A couple of weeks ago, I (briefly) sat down with my dad to watch a little bit of a women’s basketball game.
Don’t ask me what league it was or who was playing exactly. I have no idea. Basketball, to me, is about as thrilling as cleaning the toilet. Scratch that. Gimme the toilet. At least I GET something out of THAT experience.
The point is, basketball is boring, but there WAS something about the game that caught my attention: the uniforms.

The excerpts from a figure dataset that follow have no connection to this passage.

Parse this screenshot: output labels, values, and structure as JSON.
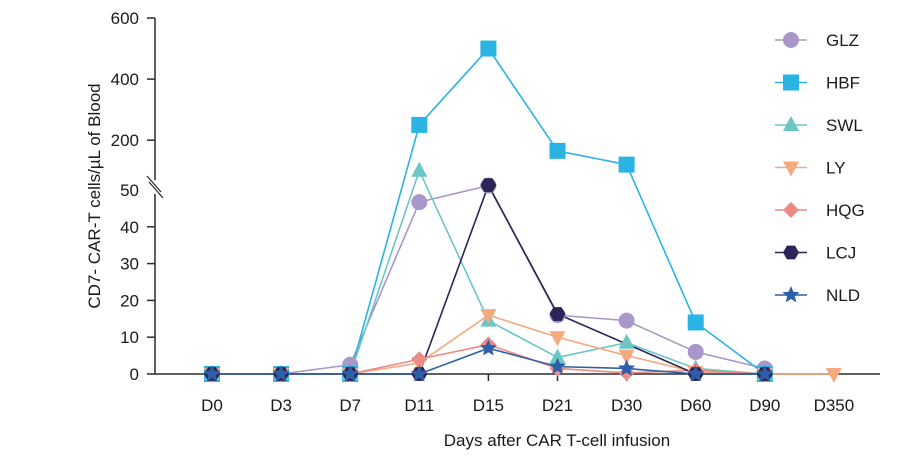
{
  "chart_data": {
    "type": "line",
    "title": "",
    "xlabel": "Days after CAR T-cell infusion",
    "ylabel": "CD7- CAR-T cells/µL of Blood",
    "categories": [
      "D0",
      "D3",
      "D7",
      "D11",
      "D15",
      "D21",
      "D30",
      "D60",
      "D90",
      "D350"
    ],
    "y_axis": {
      "broken": true,
      "lower_segment": {
        "range": [
          0,
          50
        ],
        "ticks": [
          0,
          10,
          20,
          30,
          40,
          50
        ]
      },
      "upper_segment": {
        "range": [
          50,
          600
        ],
        "ticks": [
          200,
          400,
          600
        ]
      }
    },
    "grid": false,
    "legend_position": "right",
    "series": [
      {
        "name": "GLZ",
        "color": "#a897c9",
        "marker": "circle",
        "values": [
          0,
          0,
          2.5,
          46.7,
          51.5,
          16,
          14.5,
          6,
          1.5,
          null
        ]
      },
      {
        "name": "HBF",
        "color": "#2ab3e3",
        "marker": "square",
        "values": [
          0,
          0,
          0,
          250,
          500,
          165,
          120,
          14,
          0,
          null
        ]
      },
      {
        "name": "SWL",
        "color": "#6cc6c6",
        "marker": "triangle-up",
        "values": [
          0,
          0,
          0,
          100,
          14.5,
          4.5,
          8.5,
          1.5,
          0,
          null
        ]
      },
      {
        "name": "LY",
        "color": "#f5a97f",
        "marker": "triangle-down",
        "values": [
          0,
          0,
          0,
          3,
          16,
          10,
          5,
          0.5,
          0,
          0
        ]
      },
      {
        "name": "HQG",
        "color": "#ec8a85",
        "marker": "diamond",
        "values": [
          0,
          0,
          0,
          4,
          8,
          1.5,
          0.3,
          1,
          0,
          null
        ]
      },
      {
        "name": "LCJ",
        "color": "#2b2557",
        "marker": "hexagon",
        "values": [
          0,
          0,
          0,
          0,
          52.5,
          16.3,
          null,
          0,
          0,
          null
        ]
      },
      {
        "name": "NLD",
        "color": "#2d5fa8",
        "marker": "star",
        "values": [
          0,
          0,
          0,
          0,
          7,
          2,
          1.5,
          0,
          0,
          null
        ]
      }
    ]
  }
}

Well, let me rephrase that: I’ll call them “clothes” because I’m not sure you can properly call something a “uniform” when no two people on the court are wearing the same thing.
Look, I’m no slave to convention, and I dislike being told what to do as much as (or more than) the next guy. But some rules exist for good reason.
Uniforms, for example, are worn to make the players on a given team—get this!—appear . . . UNIFORM. The same.
When everybody is allowed to wear different shorts, different armbands, different tank tops, how are we (the people like me who aren’t obsessed enough with sports to already know who plays for which franchise) supposed to know what’s going on???
I tell you, it was anarchy on that court.
It’s bad enough that I had to watch one of the world’s most mind-numbing events (some of the other top contenders being golf and, of course, soccer). But at least help me differentiate one team from the other. Honestly, it’s the least they can do, and isn’t that the rule, that each team wears the same thing?
Some rules are, indeed, made to be broken—that pesky one about making us pay huge chunks of our salaries to the government, for instance (just kidding, IRS!).
But why not follow the simple ones? Our world is chaotic and ugly enough. Why make it even worse?